Disability Data Dilemmas
To contextualize Long COVID’s disease burden relative to other conditions and their research funding — I first had to settle on a disease burden metric. I chose YLDs over the more commonly used ‘disability adjusted life years (DALYs)’ or ‘years of life lost to disease (YLLs).’ I did so because 1) disability — not death — accounted for most COVID burden by 2023, 2) YLDs are better measures of burden for chronic conditions, which Long COVID had become and 3) there weren’t the longitudinal data needed to estimate YLLs. YLD is calculated as: YLD = prevalence × disability weight.
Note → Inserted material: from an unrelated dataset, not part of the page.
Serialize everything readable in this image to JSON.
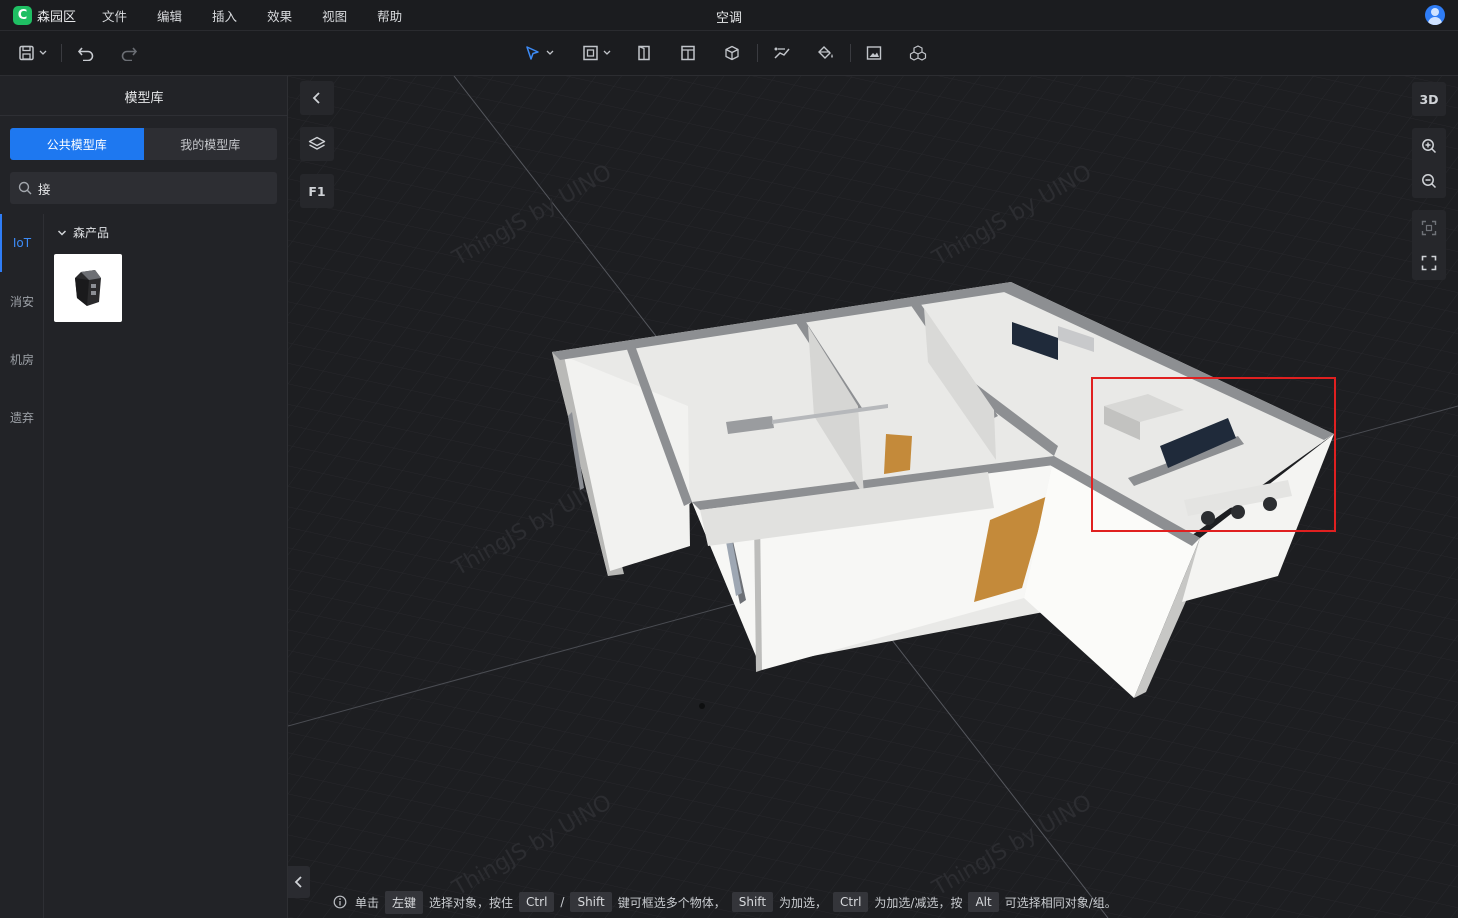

After selecting a disease burden metric for Long COVID, work turned to finding data sources, operationalizing terms, and harmonizing data sets, i.e.:
- Sourcing data on Long COVID prevalence in the US, and how to operationalize disabling Long COVID in those data
- Mapping conditions/categories between the NIH “Research, Conditions and Disease Categories (RCDC)” and the Global Burden of Disease Study- to pinpoint funding for US-based YLDs
- Quantifying Long COVID funding- outside of the NIH RCDCX website
So, What Did We Find?
Long COVID ranked in the top quartile of disability burden across all 68 conditions — yet received just 14% of the NIH funding its burden warrants ($106M vs. $739.8M; FY2022-2024 annual average). Conditions predominantly affecting women received 5.2 times less funding per YLD than those predominantly affecting men. ME/CFS, which frequently co-occurs with Long COVID, fared worst of all — receiving less than 1% of its commensurate funding. The data make a simple point: what disables people should be more of a driver of what we fund.
Living Life- Changed by Long COVID
As for my older daughter? She has been able to work with ADA accommodations, living her life at a slower pace than she might have anticipated. And even several years later, I can predict a storm by the pain in my right foot. The research is moving- but not fast enough for the millions who remain sidelined by Long COVID.